Marseille – eine Schule der zweiten Chance
Von DOMINIQUE PONS *
IN Marseille ist jeder auf die eine oder andere Weise Ausländer. Die Stadt wurde von einem Phokäer namens Protis gegründet, von einem Griechen also, der 600 v. C. in der Bucht von Lakydon landete, dem König der Segobriger seine Freundschaft antrug und dessen Tochter Glyptis zur Frau nahm.1 Die Geschichte beginnt also mit einem Immigranten.
Seit damals hat sich Marseille sein Talent zur Integration und seine Toleranz bewahrt. In nächster Nähe der Hochburgen des Front National, Marignane und Vitrolles, leben unter den 800000 Einwohnern 110000 Menschen ausländischer Herkunft. Nimmt man jene 54000 aus, die die französische Staatsbürgerschaft erhalten haben, sind es 56000, beziehungsweise 7 Prozent der Stadtbevölkerung. Der Ausländeranteil liegt insgesamt in Frankreich auf ungefähr gleichem Niveau, bei 6,3 Prozent.2
Im Hafen arbeiteten einst Docker aus mehr als dreißig Ländern.

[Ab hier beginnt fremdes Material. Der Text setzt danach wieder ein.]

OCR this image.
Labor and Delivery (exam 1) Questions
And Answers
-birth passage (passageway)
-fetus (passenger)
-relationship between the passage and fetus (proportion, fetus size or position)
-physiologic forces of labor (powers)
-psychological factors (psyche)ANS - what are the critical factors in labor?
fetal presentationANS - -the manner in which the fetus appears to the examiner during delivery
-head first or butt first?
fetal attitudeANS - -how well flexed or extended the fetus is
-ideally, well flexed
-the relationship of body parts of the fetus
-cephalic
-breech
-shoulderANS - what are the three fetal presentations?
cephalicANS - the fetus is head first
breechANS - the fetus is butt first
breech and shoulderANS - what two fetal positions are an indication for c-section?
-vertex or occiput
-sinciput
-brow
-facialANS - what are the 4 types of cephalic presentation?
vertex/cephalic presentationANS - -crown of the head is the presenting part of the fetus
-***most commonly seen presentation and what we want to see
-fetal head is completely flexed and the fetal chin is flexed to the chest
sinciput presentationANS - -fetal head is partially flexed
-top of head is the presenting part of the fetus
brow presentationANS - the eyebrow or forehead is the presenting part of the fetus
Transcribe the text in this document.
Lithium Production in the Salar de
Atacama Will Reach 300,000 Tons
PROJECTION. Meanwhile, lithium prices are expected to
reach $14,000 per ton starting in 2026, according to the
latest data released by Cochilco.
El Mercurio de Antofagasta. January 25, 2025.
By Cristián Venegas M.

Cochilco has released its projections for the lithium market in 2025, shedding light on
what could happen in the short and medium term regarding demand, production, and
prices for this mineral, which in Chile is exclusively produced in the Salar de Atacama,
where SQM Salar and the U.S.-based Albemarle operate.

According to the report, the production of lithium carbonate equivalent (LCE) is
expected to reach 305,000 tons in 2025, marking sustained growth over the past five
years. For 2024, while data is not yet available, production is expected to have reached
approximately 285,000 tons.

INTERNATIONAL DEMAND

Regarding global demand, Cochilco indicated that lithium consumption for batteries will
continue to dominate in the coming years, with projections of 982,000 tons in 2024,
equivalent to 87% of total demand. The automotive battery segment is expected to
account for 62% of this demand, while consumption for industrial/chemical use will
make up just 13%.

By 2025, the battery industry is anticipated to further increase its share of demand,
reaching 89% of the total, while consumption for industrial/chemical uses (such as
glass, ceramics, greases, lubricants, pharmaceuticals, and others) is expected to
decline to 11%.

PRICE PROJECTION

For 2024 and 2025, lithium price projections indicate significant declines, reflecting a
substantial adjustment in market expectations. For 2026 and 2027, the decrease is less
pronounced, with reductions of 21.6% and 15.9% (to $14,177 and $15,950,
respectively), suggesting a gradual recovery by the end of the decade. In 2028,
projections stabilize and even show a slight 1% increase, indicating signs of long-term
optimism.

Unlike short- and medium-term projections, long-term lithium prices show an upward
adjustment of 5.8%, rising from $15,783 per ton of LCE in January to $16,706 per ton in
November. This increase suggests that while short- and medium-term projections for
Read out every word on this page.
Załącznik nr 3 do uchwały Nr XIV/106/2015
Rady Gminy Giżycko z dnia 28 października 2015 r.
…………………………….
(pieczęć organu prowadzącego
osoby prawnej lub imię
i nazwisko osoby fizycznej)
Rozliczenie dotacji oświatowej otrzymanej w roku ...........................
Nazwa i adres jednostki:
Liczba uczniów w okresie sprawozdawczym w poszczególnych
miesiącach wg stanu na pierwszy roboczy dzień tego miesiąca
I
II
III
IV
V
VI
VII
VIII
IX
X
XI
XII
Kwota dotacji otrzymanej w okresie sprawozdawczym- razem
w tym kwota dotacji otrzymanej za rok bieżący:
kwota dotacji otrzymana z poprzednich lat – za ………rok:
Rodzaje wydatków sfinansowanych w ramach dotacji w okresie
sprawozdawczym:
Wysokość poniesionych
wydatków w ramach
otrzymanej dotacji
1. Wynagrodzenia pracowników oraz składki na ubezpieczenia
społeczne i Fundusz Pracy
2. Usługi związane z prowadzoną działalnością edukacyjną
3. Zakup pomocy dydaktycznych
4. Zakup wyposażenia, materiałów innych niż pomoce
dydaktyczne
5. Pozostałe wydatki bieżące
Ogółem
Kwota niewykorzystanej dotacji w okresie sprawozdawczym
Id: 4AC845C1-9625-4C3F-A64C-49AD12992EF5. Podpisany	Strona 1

Die Bevölkerung ist bis heute durch und durch kosmopolitisch, obwohl die Stadt, worauf der Soziologe Jean Viard hinweist, zweigeteilt ist – in einen armen, geradezu bettelarmen Norden und einen ungleich reicheren, gutbürgerlichen Süden.3
Solange Marseille seine Einwohner einschließlich der Immigranten ernähren konnte, ging alles gut. Bis zur Unabhängigkeit Algeriens (18. März 1962), der die von Marokko (3. März 1956) und von Tunesien (20. Mai 1956) vorausgegangen war, gab es für jeden Arbeit – wie bescheiden auch immer – in dieser warmherzigen und einstmals auch wohlhabenden Stadt des Lichts und des Windes.
Die schon 1851 hier ansässigen 16000 Italiener fanden ohne Mühe Arbeit. 1881 waren es 57000, 1911 bereits 97000, und bis heute wächst ihre Zahl. In der Mehrzahl Arbeiter, bezogen sie die Viertel im Norden der Stadt. Sie wurden gebraucht. Allerdings brachen zuweilen auch Haß und Gewalt hervor: Bei der sogenannten „italienischen Vesper“4 im Juni 1881 gab es innerhalb von nur drei Tagen mindestens drei Tote und fünfundzwanzig Verletzte.
Schon im 18. Jahrhundert lebten hier Armenier. Auf der Flucht vor dem von den Türken 1915-1916 verübten Genozid kamen sie zu Tausenden nach Marseille. „Sie waren arm und sprachen kein Französisch“, sagt Garo Hovsépian von der armenischen Volksgruppe. „Eigentlich haben sie sich eher assimiliert als integriert, denn ihre Schulen, ihre Religion und ihre Wurzeln haben sie behalten.“ 80000 leben im Ballungsraum Marseille, und viele von ihnen haben den sozialen Aufstieg geschafft.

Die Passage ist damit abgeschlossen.